Vol. 2 of Netflix’s Untold series of sports documentaries is getting closer to release. This volume, following last year’s Vol. 1, will start with two-part Manti Te’o doc The Girlfriend Who Didn’t Exist, which will be released on Aug. 16. Streetball documentary The Rise and Fall of AND1 will then premiere on Aug. 23, and Tim Donaghy documentary Operation Flagrant Foul will then premiere on Aug. 30, followed by Race of the Century on Sept. 6. Operation Flagrant Foul got a full trailer release Monday, and that trailer illustrates how candid Donaghy (seen above in an interview for this) and several of the other interviewees here are, with Donaghy’s “Man, did I f*** my life up” comment particularly standing out:
We’ve seen a screener of Operation Flagrant Foul (directed by David Terry Fine), and it’s certainly a worthwhile watch for those interested in the Donaghy scandal and its impacts on the NBA. It’s also an interesting look back, especially from an era where sports gambling is now much more legal and accepted, and where many leagues (including the NBA) now have “official sports betting partners.”
One thing that stands out about Operation Flagrant Foul is how candid the various interviewees are about their own extra-legal activities, but also how their statements (particularly about their own interactions in meetings with the other conspirators) conflict. Series executive producers (and developers of Untold as a documentary series) Chapman and Maclain Way spoke to AA last month on a variety of topics around Untold Vol. 2, and Chapman Way had a particularly notable comment on those conflicting narratives:
“The main challenge is just a very basic one; ‘What is the clarity to the audience?’ It’s a very hard thing to get across to an audience that there’s actually different [point of views] within a story. There’s just a technical difficulty with that; ‘Is the audience tracking this, can they make sense of this?’ We’ve found, going back to Wild Wild Country when we had very different POVs between different characters, it can add a lot of energy.”
“Most human beings have their own version of the truth. We feel like it puts the audience into action, into determining how they feel about the story and who they think is believable. And we’ve always found it very dynamic to have unreliable narrators at the center of our stories, and to not have any judgment on them and let them tell their story, and let audiences participate and see how they feel about it.”
Maclain Way also had a good comment on how Operation Flagrant Foul connects to Untold Vol. 1‘s Crime and Penalties, on the Mafia-linked Danville Trashers hockey team.
“They are sports stories, but we always say any time they leave the court or the field or the stadium is when it really becomes interesting to us. That was the case with Crime and Penalties; it is a story on a hockey team and they play their games on ice, but there’s all this fascinating stuff going on off the ice, just really interesting parts of the story that do create these arcs that we love telling as filmmakers.”

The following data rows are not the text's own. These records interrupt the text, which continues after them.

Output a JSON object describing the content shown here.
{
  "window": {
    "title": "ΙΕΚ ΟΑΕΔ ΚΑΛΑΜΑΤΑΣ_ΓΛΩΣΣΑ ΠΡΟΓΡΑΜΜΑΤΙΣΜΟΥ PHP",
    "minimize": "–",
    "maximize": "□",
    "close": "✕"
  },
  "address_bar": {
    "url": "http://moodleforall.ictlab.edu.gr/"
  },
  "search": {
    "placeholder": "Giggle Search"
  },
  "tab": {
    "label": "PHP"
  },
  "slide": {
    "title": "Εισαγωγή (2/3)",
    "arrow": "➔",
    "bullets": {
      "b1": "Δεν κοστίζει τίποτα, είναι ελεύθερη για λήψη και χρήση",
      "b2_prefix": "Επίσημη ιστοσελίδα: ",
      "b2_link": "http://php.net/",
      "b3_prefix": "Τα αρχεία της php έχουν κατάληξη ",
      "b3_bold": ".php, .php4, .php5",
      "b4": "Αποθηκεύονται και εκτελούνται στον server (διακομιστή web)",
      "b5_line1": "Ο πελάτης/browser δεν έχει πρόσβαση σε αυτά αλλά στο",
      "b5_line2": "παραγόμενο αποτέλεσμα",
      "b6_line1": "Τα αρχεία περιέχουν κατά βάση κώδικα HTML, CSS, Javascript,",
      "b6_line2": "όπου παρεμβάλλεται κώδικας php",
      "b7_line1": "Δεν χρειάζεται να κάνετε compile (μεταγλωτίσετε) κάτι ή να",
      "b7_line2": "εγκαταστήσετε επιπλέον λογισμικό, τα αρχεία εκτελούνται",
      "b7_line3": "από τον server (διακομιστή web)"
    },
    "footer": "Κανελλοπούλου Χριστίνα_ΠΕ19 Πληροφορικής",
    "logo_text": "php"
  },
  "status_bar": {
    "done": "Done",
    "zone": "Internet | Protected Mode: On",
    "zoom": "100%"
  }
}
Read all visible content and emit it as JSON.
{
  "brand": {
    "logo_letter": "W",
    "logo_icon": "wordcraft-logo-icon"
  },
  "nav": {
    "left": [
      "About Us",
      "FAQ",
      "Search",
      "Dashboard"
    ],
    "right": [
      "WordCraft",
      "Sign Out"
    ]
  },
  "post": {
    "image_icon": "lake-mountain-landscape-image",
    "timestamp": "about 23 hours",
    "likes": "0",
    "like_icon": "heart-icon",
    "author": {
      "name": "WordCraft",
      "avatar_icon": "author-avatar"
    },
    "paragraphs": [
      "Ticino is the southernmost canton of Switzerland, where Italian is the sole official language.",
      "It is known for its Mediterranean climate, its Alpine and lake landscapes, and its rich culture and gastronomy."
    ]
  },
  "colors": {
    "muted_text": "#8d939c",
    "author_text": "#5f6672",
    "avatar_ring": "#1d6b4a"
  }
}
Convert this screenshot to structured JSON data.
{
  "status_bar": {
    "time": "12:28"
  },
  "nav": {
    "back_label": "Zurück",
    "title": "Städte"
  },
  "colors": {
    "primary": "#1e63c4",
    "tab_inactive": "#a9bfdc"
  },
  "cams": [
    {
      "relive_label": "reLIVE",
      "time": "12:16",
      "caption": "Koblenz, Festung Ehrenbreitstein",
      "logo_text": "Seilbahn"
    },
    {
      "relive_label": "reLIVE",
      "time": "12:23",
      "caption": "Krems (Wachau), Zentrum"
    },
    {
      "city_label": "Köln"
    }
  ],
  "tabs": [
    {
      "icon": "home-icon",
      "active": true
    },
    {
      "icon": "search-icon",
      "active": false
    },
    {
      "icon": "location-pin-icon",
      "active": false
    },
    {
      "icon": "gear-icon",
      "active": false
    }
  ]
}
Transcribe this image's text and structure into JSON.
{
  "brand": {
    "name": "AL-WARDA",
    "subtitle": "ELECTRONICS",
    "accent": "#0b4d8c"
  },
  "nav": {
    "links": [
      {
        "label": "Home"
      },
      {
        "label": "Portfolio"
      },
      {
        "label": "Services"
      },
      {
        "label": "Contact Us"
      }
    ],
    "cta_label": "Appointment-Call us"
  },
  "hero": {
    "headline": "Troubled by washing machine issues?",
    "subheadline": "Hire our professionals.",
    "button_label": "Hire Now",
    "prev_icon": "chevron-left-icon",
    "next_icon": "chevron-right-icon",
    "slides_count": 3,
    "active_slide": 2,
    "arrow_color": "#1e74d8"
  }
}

“With Tim Donaghy, it was the same exact case; it’s not quite a documentary about what team’s going to win, what team’s going to lose, if it’s going to come down to the fourth quarter and a team’s going to make a three-pointer to win a championship game. This was much more a story of a man who started making poor decision after poor decision after poor decision until he’s at the center of a multimillion-dollar conspiracy of betting on these NBA games. We always joke around that ‘Any time the FBI comes into a story, it always adds a big jolt of energy.’ Those guys are usually the ones that catch the bad guys, so to speak, so it’s always an interesting aspect of the story to us.”
We’ll see how Operation Flagrant Foul is received when it premieres on Aug. 30.